The use of clinical decision support (CDS) EHR integration increased the likelihood that a clinician would address relevant patient life context in their care plan, according to a study published in JAMA Network Open.

Researchers performed the randomized clinical trial at the primary care clinics of two academic medical centers.

Patients completed a pre-visit questionnaire that elicited contextual red flags in the clinician’s note template in a contextual care box. The EHR integration also pulled red flags from the medical record, used passive and interruptive alerts, and proposed relevant orders.

While clinician use of the CDS tool did not improve patient outcomes, the EHR integration increased the likelihood that a physician would address relevant patient life context in their care plan.
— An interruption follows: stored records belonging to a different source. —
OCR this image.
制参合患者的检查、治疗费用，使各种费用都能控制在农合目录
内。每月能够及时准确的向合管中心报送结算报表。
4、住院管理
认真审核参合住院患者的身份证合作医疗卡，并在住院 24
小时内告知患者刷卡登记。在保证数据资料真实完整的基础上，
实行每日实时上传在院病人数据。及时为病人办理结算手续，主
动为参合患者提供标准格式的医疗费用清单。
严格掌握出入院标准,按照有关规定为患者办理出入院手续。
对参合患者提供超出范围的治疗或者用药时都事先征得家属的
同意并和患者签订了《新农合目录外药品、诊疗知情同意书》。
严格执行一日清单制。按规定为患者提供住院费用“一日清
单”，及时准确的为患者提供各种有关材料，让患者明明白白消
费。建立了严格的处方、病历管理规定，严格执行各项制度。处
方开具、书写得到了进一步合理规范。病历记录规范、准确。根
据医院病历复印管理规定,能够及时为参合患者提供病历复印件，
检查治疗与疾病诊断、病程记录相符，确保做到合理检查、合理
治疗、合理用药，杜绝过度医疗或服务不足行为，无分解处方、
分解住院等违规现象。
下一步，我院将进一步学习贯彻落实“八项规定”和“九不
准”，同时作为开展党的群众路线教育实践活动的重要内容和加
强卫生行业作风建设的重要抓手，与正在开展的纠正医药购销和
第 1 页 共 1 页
Previous research shows that contextualized care plans are more likely to result in improved prospectively defined patient outcomes.

“Just as CDS can guide biomedically focused decision-making by drawing on data from evidence-based guidelines, it can also guide contextually informed decision-making by drawing on data specific to the life circumstances and behaviors of individual patients,” the study authors wrote.

“Contextualized CDS can serve as a corrective to biomedical bias in which clinicians prioritize biomedical information over contextual information, even when they have comparable implications for a patient’s clinical state,” they continued.

For instance, previous research has documented examples of the value of contextualized CDS.

In one study, a patient had three unnecessary visits to the emergency department with acute illness because she missed her hemodialysis, and no one asked her why. It turned out that she was trapped in a situation beyond her control and a social worker was able to resolve the problem easily.

The study has some limitations. Although the disposition of some red flags, such as the number of missed appointments, could be coded objectively, other outcomes, such as a patient’s report of whether they are exercising more, are subjective.

Since coders were blinded as to the study group, so this limitation should not skew the results. However, it was impossible to blind clinicians to study group because they could tell when they received contextualized CDS.

“It is possible that clinicians try harder in the intervention, independent of the CDS,” the researchers explained. “We attempted to mitigate any effect by explaining to clinicians that there would be no analysis of how they individually perform.”

Additionally, the real effect of the intervention may be larger than what the researchers found because patients in both study groups completed the questionnaire, which may have primed those in the control group to raise contextual red flags and factors.

“We designed the study this way so we would not attribute impact to the CDS that was really from the questionnaire,” the authors wrote.